Nothing about biology data is special here — it's a generic finding about AI agents and messy source systems, and construction's source systems are messy in the same way. A spec section pulled from one project's PDF export doesn't look like the next project's export. A jurisdiction's building code amendments are formatted differently county to county. A cost database export from an estimating platform doesn't use the same field structure as a competitor's export. Point an AI agent at any of those directly, and its accuracy on a Tuesday will differ from its accuracy on a Thursday — not because the model changed, but because the source file did.
That's a dangerous failure mode specifically because it's invisible. A wrong number from an AI bid-leveling tool looks like "the AI got it wrong," when the actual cause is that this week's cost database export had a column order the connector didn't expect.
Should a mid-size GC or sub act on this now?
Before evaluating which model to put behind an internal estimating, submittal, or code-compliance agent, audit what it's actually querying. If it's parsing raw PDF exports or spreadsheet dumps on the fly, that's the VirBench failure mode waiting to happen. The fix is boring and cheap relative to a model upgrade: build one small, fixed connector per recurring data source — a cost-code normalizer, a spec-section parser with a locked output schema, a lookup table for a jurisdiction's code amendments — that always hands the AI model the same structure. Do that once per data source, and the model choice behind it matters a lot less than the sales pitch suggests.

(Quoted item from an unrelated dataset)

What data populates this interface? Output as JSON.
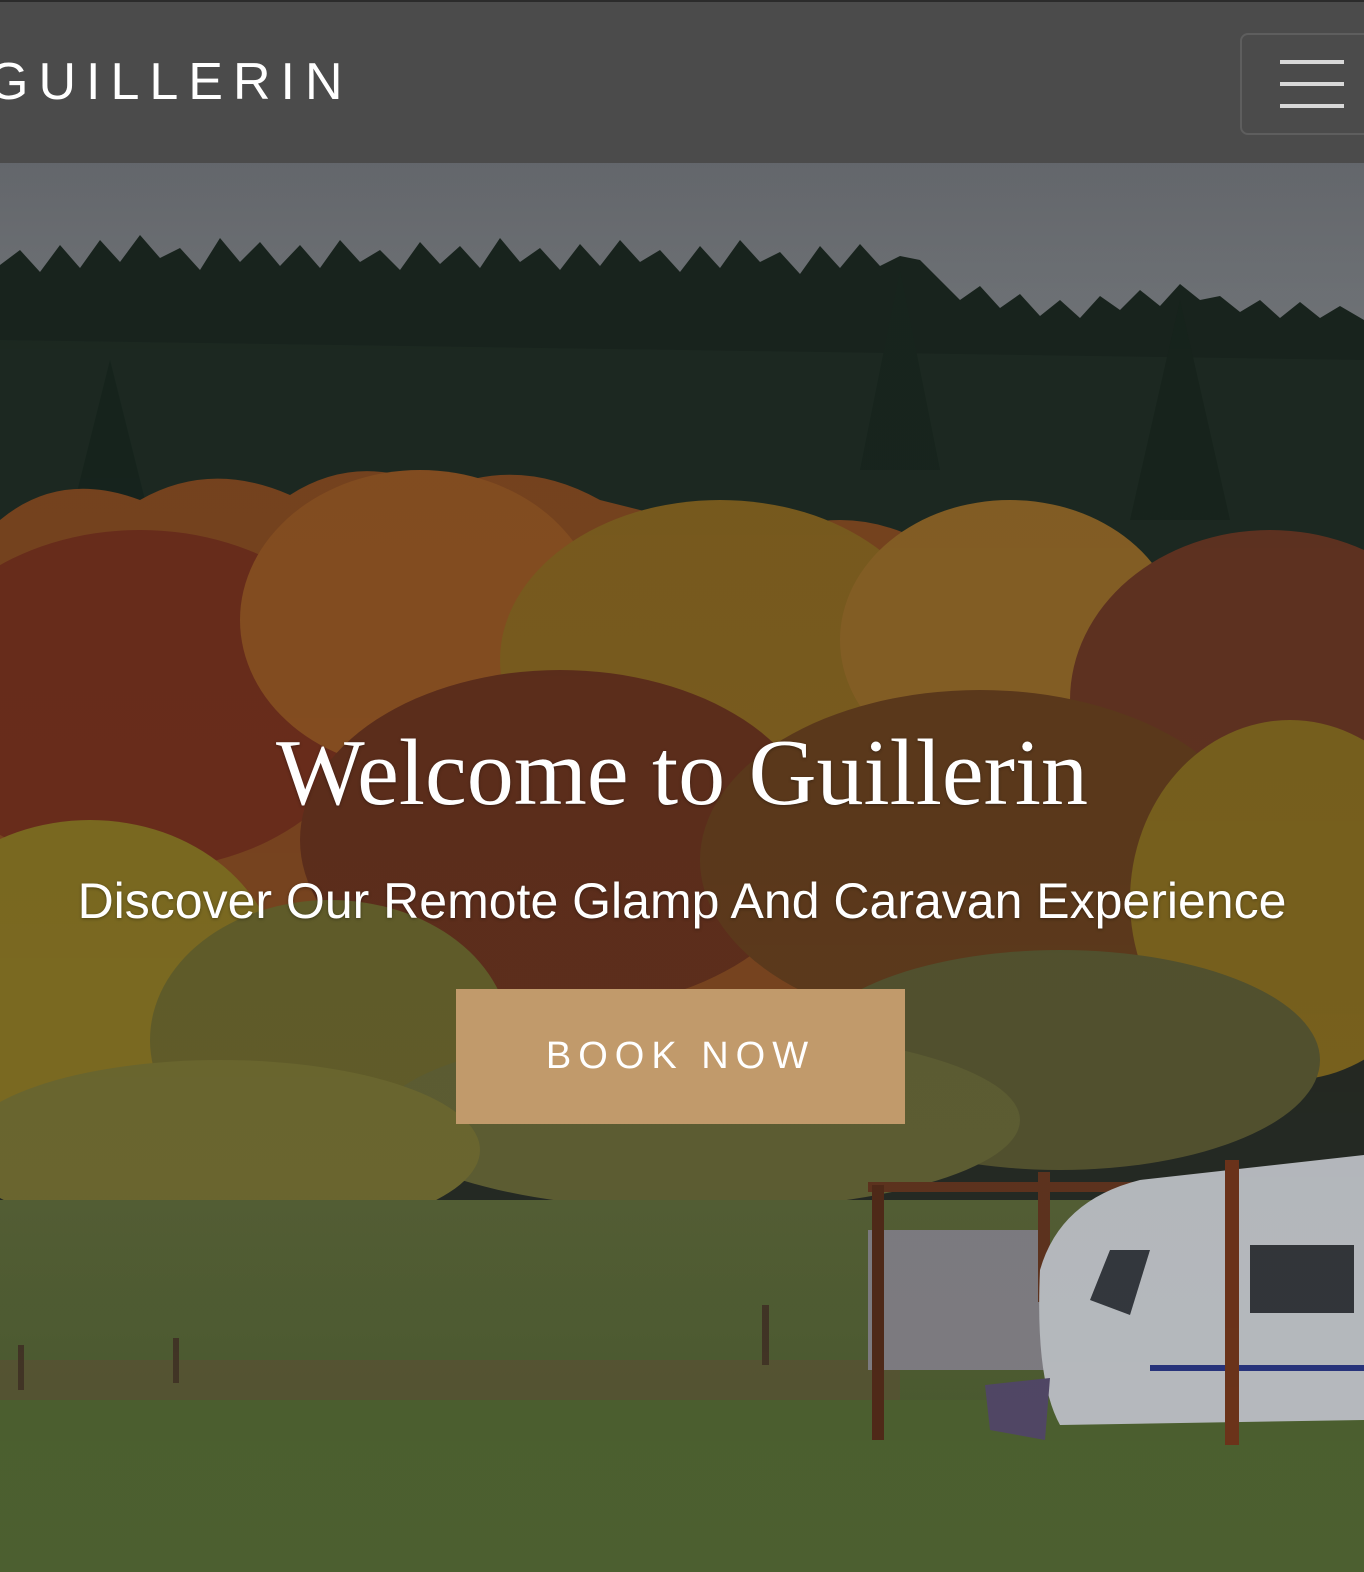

Construction AI Brief covered a related piece of this problem when Mistral's OCR 4 model shipped as the extraction layer for submittal review — that's the ingestion half. Anthropic's benchmark is the evidence for why the standardization step after ingestion is not optional.
Friday one chart. Every week, one piece of data that should change a decision on your project. Subscribe at constructionaibrief.com.

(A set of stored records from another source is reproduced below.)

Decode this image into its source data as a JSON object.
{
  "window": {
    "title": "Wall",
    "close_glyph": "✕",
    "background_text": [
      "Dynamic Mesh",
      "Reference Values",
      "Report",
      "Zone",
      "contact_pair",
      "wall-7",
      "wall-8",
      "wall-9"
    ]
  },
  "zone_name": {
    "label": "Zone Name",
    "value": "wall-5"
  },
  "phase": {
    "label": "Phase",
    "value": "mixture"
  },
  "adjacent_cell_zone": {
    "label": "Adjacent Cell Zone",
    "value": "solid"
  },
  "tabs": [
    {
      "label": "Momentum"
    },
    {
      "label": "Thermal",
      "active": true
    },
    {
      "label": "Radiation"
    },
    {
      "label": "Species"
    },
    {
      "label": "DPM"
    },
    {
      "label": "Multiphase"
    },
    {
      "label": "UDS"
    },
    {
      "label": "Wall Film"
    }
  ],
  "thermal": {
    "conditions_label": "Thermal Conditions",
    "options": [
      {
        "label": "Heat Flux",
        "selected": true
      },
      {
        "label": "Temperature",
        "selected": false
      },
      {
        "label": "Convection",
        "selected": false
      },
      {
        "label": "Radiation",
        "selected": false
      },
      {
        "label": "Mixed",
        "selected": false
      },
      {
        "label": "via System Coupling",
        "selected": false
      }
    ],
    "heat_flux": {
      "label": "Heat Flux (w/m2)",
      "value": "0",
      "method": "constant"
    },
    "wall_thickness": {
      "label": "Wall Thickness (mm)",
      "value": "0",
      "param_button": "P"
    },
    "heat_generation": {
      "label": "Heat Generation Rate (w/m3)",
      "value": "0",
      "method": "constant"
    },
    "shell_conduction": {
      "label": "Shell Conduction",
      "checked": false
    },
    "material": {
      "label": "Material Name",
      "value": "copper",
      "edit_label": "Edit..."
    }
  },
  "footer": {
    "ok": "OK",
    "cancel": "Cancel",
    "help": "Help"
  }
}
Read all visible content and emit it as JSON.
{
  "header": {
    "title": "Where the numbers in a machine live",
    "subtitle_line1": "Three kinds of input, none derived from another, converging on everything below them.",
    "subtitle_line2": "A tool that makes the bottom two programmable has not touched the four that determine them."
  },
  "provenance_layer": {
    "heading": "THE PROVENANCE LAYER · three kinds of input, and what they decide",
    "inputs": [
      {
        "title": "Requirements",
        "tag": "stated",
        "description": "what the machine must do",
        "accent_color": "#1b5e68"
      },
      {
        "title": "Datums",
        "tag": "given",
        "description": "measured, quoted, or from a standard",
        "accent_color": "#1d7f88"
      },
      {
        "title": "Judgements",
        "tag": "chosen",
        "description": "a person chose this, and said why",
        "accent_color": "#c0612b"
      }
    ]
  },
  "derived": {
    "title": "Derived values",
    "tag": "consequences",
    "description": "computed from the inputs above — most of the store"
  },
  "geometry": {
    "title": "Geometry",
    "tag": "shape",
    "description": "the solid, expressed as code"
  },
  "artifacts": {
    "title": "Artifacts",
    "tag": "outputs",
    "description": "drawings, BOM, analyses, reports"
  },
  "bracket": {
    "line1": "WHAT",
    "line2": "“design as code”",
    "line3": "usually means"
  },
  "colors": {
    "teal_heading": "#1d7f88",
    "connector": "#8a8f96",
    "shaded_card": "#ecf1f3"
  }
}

Forward this to the person on your team who's still arguing AI is overhyped.
- Does a more expensive AI model fix bad data extraction accuracy?
- Not reliably. Anthropic's VirBench test found accuracy differences between models mostly disappeared once a standardized retrieval tool sat between the model and the raw data source — a cheaper model with the right tool matched or beat an expensive model without one.
- What is a deterministic tool in an AI agent workflow?
- It's a fixed piece of code — not a model — that pulls data from a source system and returns it in the same structured format every time, instead of leaving the AI model to interpret whatever raw text or file layout it's handed.
- Why would this affect construction estimating or compliance software?
- Spec sections, cost databases, and jurisdiction-specific code references are exported in inconsistent formats the same way scientific databases are. An AI agent querying those raw exports directly will show the same kind of accuracy swings Anthropic measured, tied to how clean that day's source file happens to be.
- What should a GC or sub actually build first?
- Pick one recurring data source — a cost database export, a submittal log, a jurisdiction's code amendments — and build a small connector that always returns the same fields in the same structure, before pointing any AI agent at it.